Do you ever eat a mint and then take a sip of cold water and it hurts your teeth and then all your teeth fall out and they form a pentagram on the floor and the lights shut off and your ears start ringing and the ringing turns into an explosive roar
You can’t tell me what to do, you’re not my dog
Someone in my neighborhood is unsuccessfully trying to throw away a garbage can. Week 1, taped paper note on it. Week 2, spray-painted huge note on it. Week 3, still spray-painted, added paper note back, and laid it sideways on top of other garbage bags. I’ll keep you posted.

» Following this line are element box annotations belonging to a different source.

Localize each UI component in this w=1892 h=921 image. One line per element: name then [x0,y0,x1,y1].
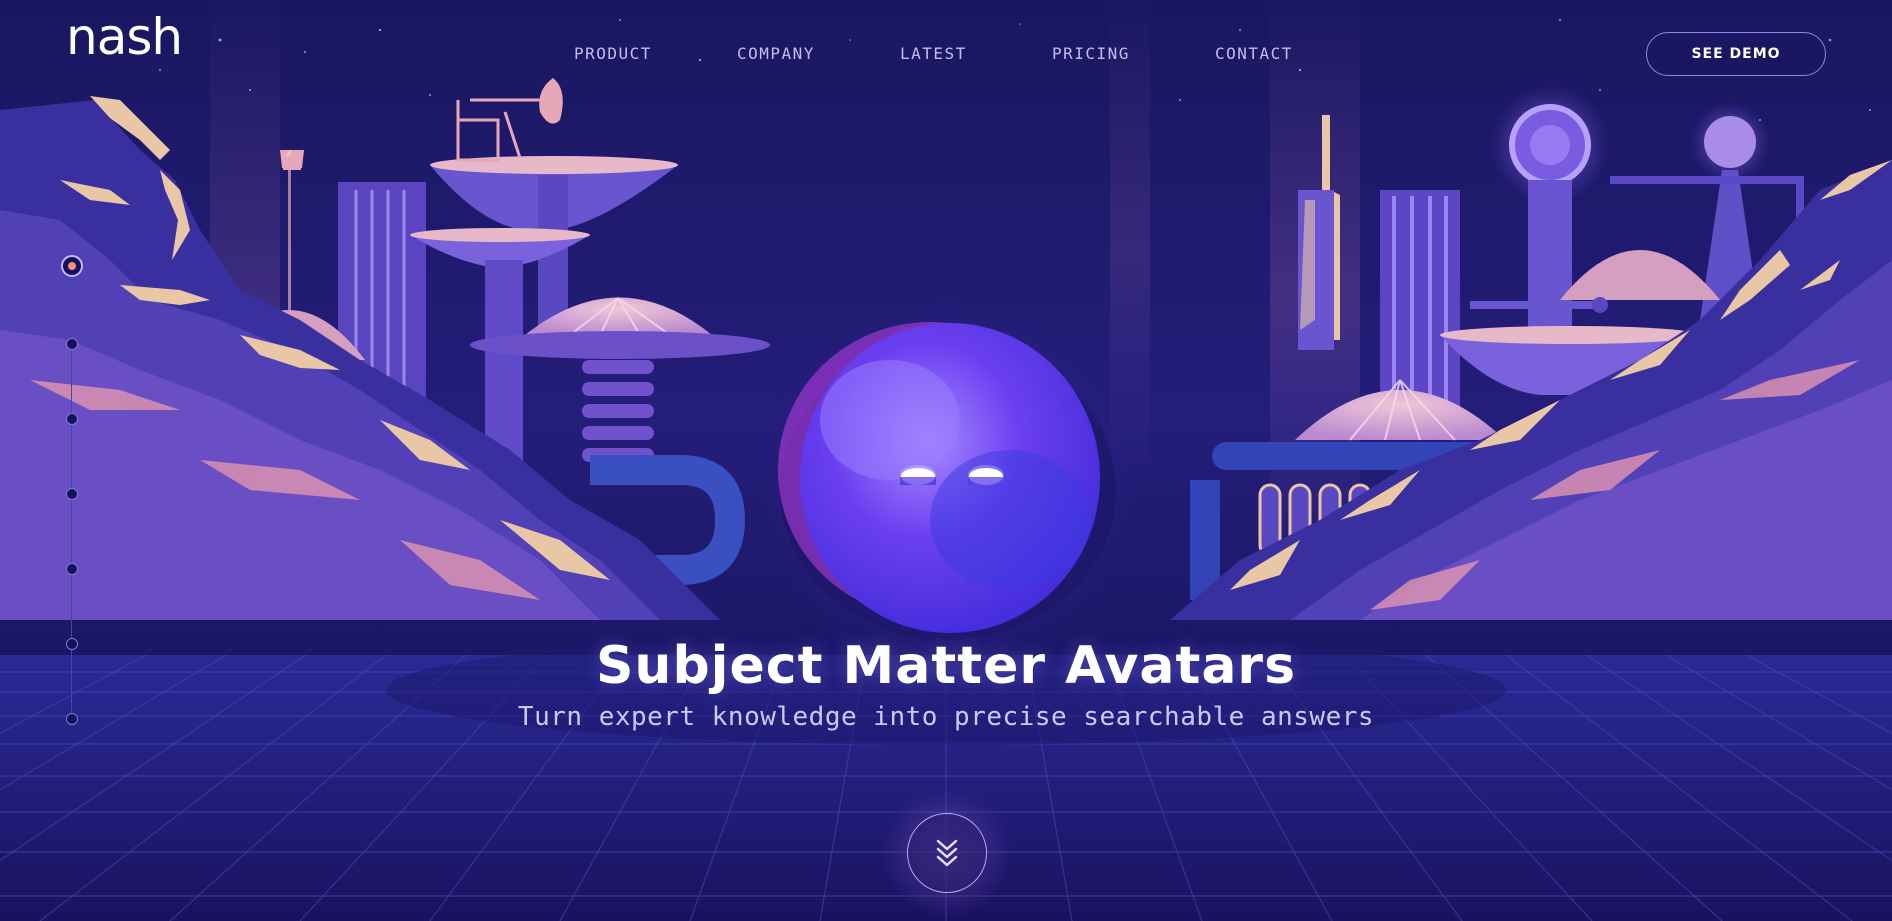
nav-item-contact[interactable]: CONTACT [1215,44,1293,63]
nav-item-company[interactable]: COMPANY [737,44,815,63]
nav-item-latest[interactable]: LATEST [900,44,967,63]
logo-text: nash [66,8,183,66]
scroll-down-button[interactable] [907,813,987,893]
hero-illustration [0,0,1892,921]
nav-item-pricing[interactable]: PRICING [1052,44,1130,63]
hero-title: Subject Matter Avatars [595,636,1297,696]
hero-subtitle: Turn expert knowledge into precise searc… [517,702,1375,732]
nav-item-product[interactable]: PRODUCT [574,44,652,63]
double-chevron-down-icon [936,839,958,867]
brand-logo[interactable]: nash [66,12,183,70]
see-demo-button[interactable]: SEE DEMO [1646,32,1826,76]
pager-dot-2[interactable] [66,338,78,350]
pager-dot-1[interactable] [61,255,83,277]
see-demo-label: SEE DEMO [1691,46,1781,62]
pager-dot-3[interactable] [66,413,78,425]
pager-dot-4[interactable] [66,488,78,500]
pager-dot-5[interactable] [66,563,78,575]
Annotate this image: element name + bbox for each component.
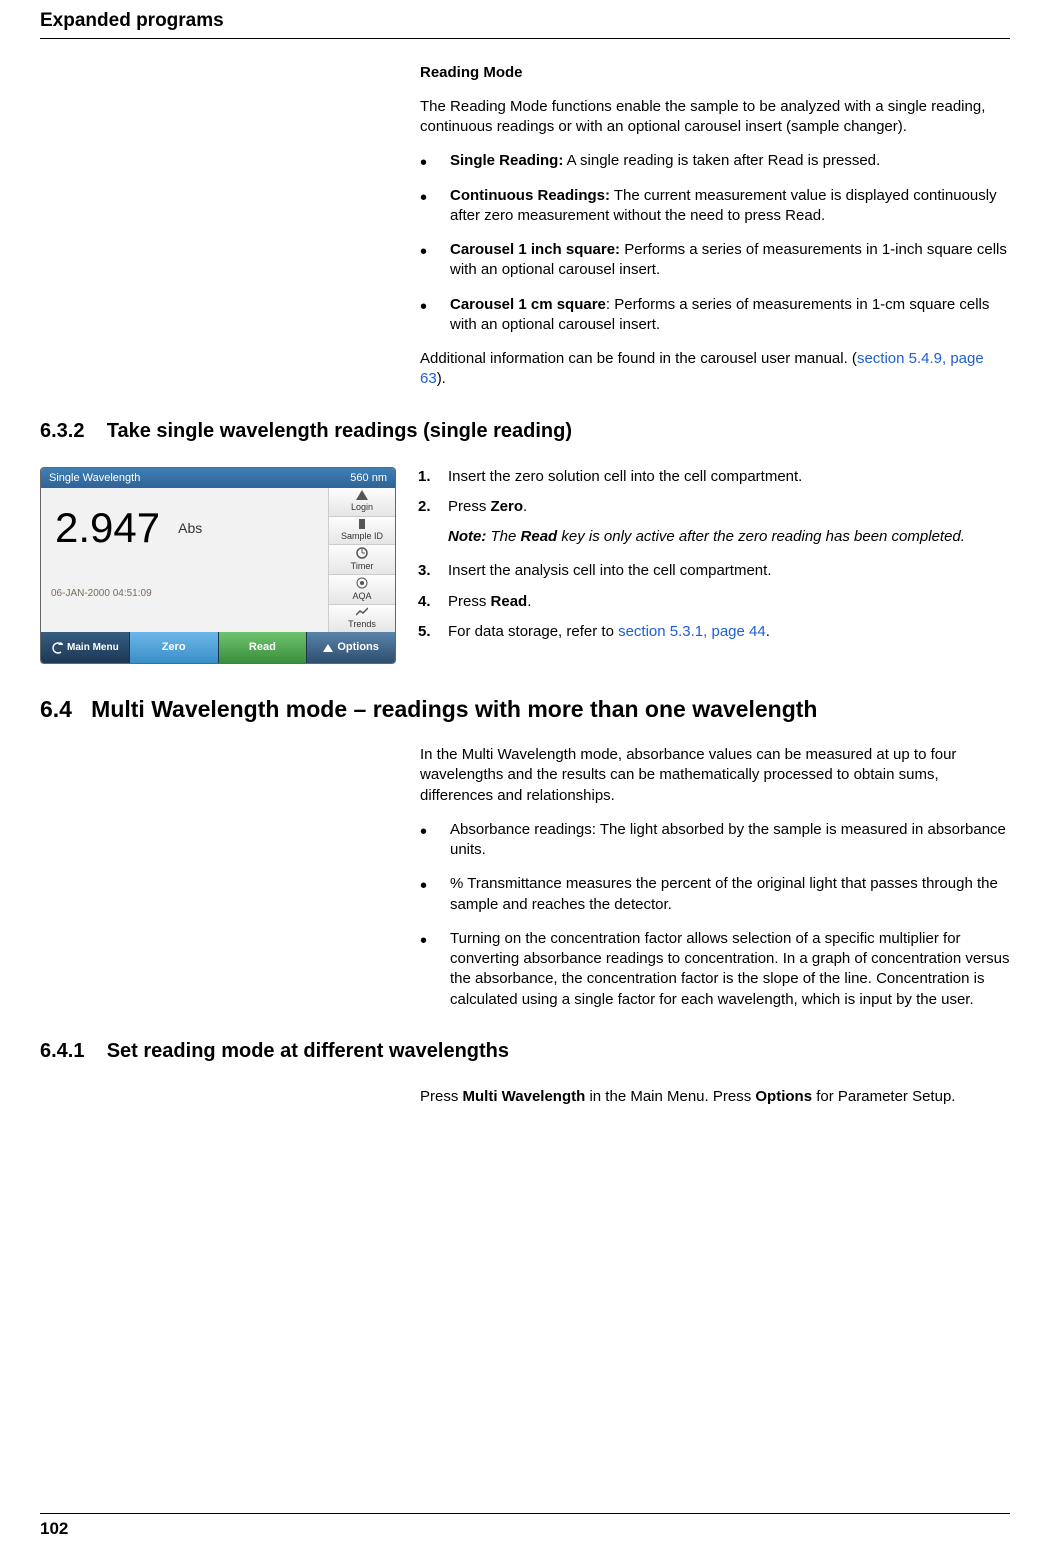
reading-mode-outro: Additional information can be found in t… bbox=[420, 349, 1010, 390]
list-item: Carousel 1 inch square: Performs a serie… bbox=[420, 240, 1010, 281]
reading-mode-title: Reading Mode bbox=[420, 64, 523, 81]
step-number: 5. bbox=[418, 622, 431, 642]
clock-icon bbox=[356, 547, 368, 559]
bullet-text: % Transmittance measures the percent of … bbox=[450, 875, 998, 912]
section-641-heading: 6.4.1 Set reading mode at different wave… bbox=[40, 1038, 1010, 1065]
list-item: Carousel 1 cm square: Performs a series … bbox=[420, 295, 1010, 336]
step-number: 2. bbox=[418, 497, 431, 517]
screenshot-wavelength: 560 nm bbox=[350, 471, 387, 486]
step-text: Press bbox=[448, 593, 491, 610]
step-bold: Read bbox=[491, 593, 528, 610]
login-button[interactable]: Login bbox=[329, 488, 395, 516]
list-item: Single Reading: A single reading is take… bbox=[420, 151, 1010, 171]
options-button[interactable]: Options bbox=[307, 632, 395, 663]
step-number: 1. bbox=[418, 467, 431, 487]
zero-button[interactable]: Zero bbox=[130, 632, 219, 663]
section-title: Set reading mode at different wavelength… bbox=[107, 1040, 509, 1062]
section-number: 6.3.2 bbox=[40, 420, 84, 442]
rm-item-label: Carousel 1 inch square: bbox=[450, 241, 620, 258]
step-item: 3. Insert the analysis cell into the cell… bbox=[418, 561, 1010, 581]
step-item: 1. Insert the zero solution cell into the… bbox=[418, 467, 1010, 487]
aqa-button[interactable]: AQA bbox=[329, 575, 395, 605]
step-text: For data storage, refer to bbox=[448, 623, 618, 640]
rm-outro-post: ). bbox=[437, 370, 446, 387]
section-number: 6.4 bbox=[40, 696, 72, 722]
note-bold: Read bbox=[521, 528, 558, 545]
section-632-heading: 6.3.2 Take single wavelength readings (s… bbox=[40, 418, 1010, 445]
target-icon bbox=[356, 577, 368, 589]
step-item: 5. For data storage, refer to section 5.3… bbox=[418, 622, 1010, 642]
para-text: in the Main Menu. Press bbox=[585, 1088, 755, 1105]
sample-id-button[interactable]: Sample ID bbox=[329, 517, 395, 545]
xref-section-531[interactable]: section 5.3.1, page 44 bbox=[618, 623, 766, 640]
section-number: 6.4.1 bbox=[40, 1040, 84, 1062]
bullet-text: Turning on the concentration factor allo… bbox=[450, 930, 1010, 1008]
measurement-value: 2.947 bbox=[55, 500, 160, 557]
step-text: Insert the zero solution cell into the c… bbox=[448, 468, 802, 485]
list-item: % Transmittance measures the percent of … bbox=[420, 874, 1010, 915]
screenshot-title: Single Wavelength bbox=[49, 471, 140, 486]
side-label: Sample ID bbox=[341, 530, 383, 542]
rm-item-label: Carousel 1 cm square bbox=[450, 296, 606, 313]
step-item: 2. Press Zero. bbox=[418, 497, 1010, 517]
note: Note: The Read key is only active after … bbox=[448, 527, 1010, 547]
side-label: Login bbox=[351, 501, 373, 513]
measurement-unit[interactable]: Abs bbox=[174, 517, 206, 540]
step-bold: Zero bbox=[491, 498, 524, 515]
note-text: The bbox=[486, 528, 520, 545]
rm-outro-pre: Additional information can be found in t… bbox=[420, 350, 857, 367]
section-title: Multi Wavelength mode – readings with mo… bbox=[91, 696, 817, 722]
step-item: 4. Press Read. bbox=[418, 592, 1010, 612]
para-text: for Parameter Setup. bbox=[812, 1088, 955, 1105]
reading-mode-intro: The Reading Mode functions enable the sa… bbox=[420, 97, 1010, 138]
main-menu-button[interactable]: Main Menu bbox=[41, 632, 130, 663]
section-64-heading: 6.4 Multi Wavelength mode – readings wit… bbox=[40, 694, 1010, 725]
list-item: Absorbance readings: The light absorbed … bbox=[420, 820, 1010, 861]
foot-label: Read bbox=[249, 640, 276, 655]
device-screenshot: Single Wavelength 560 nm 2.947 Abs 06-JA… bbox=[40, 467, 396, 665]
step-text: Press bbox=[448, 498, 491, 515]
list-item: Turning on the concentration factor allo… bbox=[420, 929, 1010, 1010]
step-text: Insert the analysis cell into the cell c… bbox=[448, 562, 771, 579]
page-number: 102 bbox=[40, 1513, 1010, 1541]
para-text: Press bbox=[420, 1088, 463, 1105]
step-number: 4. bbox=[418, 592, 431, 612]
rm-item-text: A single reading is taken after Read is … bbox=[563, 152, 880, 169]
foot-label: Zero bbox=[162, 640, 186, 655]
bullet-text: Absorbance readings: The light absorbed … bbox=[450, 821, 1006, 858]
sec641-para: Press Multi Wavelength in the Main Menu.… bbox=[420, 1087, 1010, 1107]
section-title: Take single wavelength readings (single … bbox=[107, 420, 572, 442]
para-bold: Options bbox=[755, 1088, 812, 1105]
rm-item-label: Single Reading: bbox=[450, 152, 563, 169]
flask-icon bbox=[356, 519, 368, 529]
foot-label: Options bbox=[337, 640, 379, 655]
chart-icon bbox=[356, 607, 368, 617]
sec64-intro: In the Multi Wavelength mode, absorbance… bbox=[420, 745, 1010, 806]
arrow-up-icon bbox=[323, 644, 333, 652]
side-label: Trends bbox=[348, 618, 376, 630]
para-bold: Multi Wavelength bbox=[463, 1088, 586, 1105]
step-number: 3. bbox=[418, 561, 431, 581]
back-arrow-icon bbox=[51, 642, 63, 654]
timer-button[interactable]: Timer bbox=[329, 545, 395, 575]
foot-label: Main Menu bbox=[67, 643, 119, 653]
step-text: . bbox=[523, 498, 527, 515]
page-header: Expanded programs bbox=[40, 8, 1010, 39]
side-label: AQA bbox=[352, 590, 371, 602]
trends-button[interactable]: Trends bbox=[329, 605, 395, 632]
note-label: Note: bbox=[448, 528, 486, 545]
rm-item-label: Continuous Readings: bbox=[450, 187, 610, 204]
note-text: key is only active after the zero readin… bbox=[557, 528, 965, 545]
step-text: . bbox=[527, 593, 531, 610]
side-label: Timer bbox=[351, 560, 374, 572]
read-button[interactable]: Read bbox=[219, 632, 308, 663]
step-text: . bbox=[766, 623, 770, 640]
list-item: Continuous Readings: The current measure… bbox=[420, 186, 1010, 227]
measurement-datetime: 06-JAN-2000 04:51:09 bbox=[49, 557, 320, 603]
arrow-up-icon bbox=[356, 490, 368, 500]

like my toaster, i too spend a lot of time in my kitchen making sudden movements and burning things.
If I died today, my boss would just hold a seance to add my ghost to some nonsense Teams call
there’s a lot of rumors going around about me about how I exaggerate the number of rumors going around about me
You know that episode of Friends where Joey tries to speak French? That’s what I hear when watching the State of the Union Address
The year is 2020. Hip hop has fully merged with dubstep, creating the genre of music known as Dubhop. All hope for mankind is lost
I’m being held hostage in the front room by the cat guarding a slow worm in the kitchen 😱
pirate: walk the plank
me: ok but I don’t have a leash lol
pirate: *drops sword* dad?
I hope the bomber suspect is made of green screen so we can all project our most feared skin color onto him.
ME: want to see me do a head stand
BRAIN SURGEON: how the hell did you get in here
It’s almost summer and I’m only three stomach flus and a couple tapeworms away from my beach body!!!
I still to this day think about that tweet where a girl said she walked into her room holding her phone in one hand and a cup of tea in the other and threw the wrong one onto her bed
Me: Why am I suddenly sick?
Friend: Probably the change in the Weather
[earlier]
Weather: *uncharacteristically puts poison in my coffee*
ALIEN:*points at Chihuahua* whats that?
ME: a dog
ALIEN:*points at Husky* whats that?
ME: dog
ALIEN:*getting angry, points at Pug* whats THA
pillsbury doughdad: [turning oven down] put a dang sweater on if you’re so cold, you naked moron
Chat: “don’t”
Email: “I do not”
Essay of 2,500 words: “Henceforth, I have suddenly discovered that I am now bereft of the ability to do”
the small neighbor human. stopped by the house after school. i guess they hate a thing called math. and really needed to tell someone. as long as they don’t stop petting me. i am a fabulous listener
DR DOG: It says you’re here for a blood test. First, some questions. Number one: over the last six months who’s been a good boy?
*adds Doritos to wedding registry*
[dinner party at spooky castle]
host: so NONE of you will leave here tonight..
guests: *gasp*
host: ..without a HUG!
If you put dry teabags in shoes they absorb the odor. So your shoes smell good but the tea tastes so bad it’s almost not worth it
Sorry I wrote “harvest organs” on your chart when I visited you in the hospital.
If you watch Intervention backwards, it’s about a person partying hard after an awful family reunion.
Turducken? My food rules are few, but I’d put “don’t eat a food with ‘turd’ in its name” in my top 5.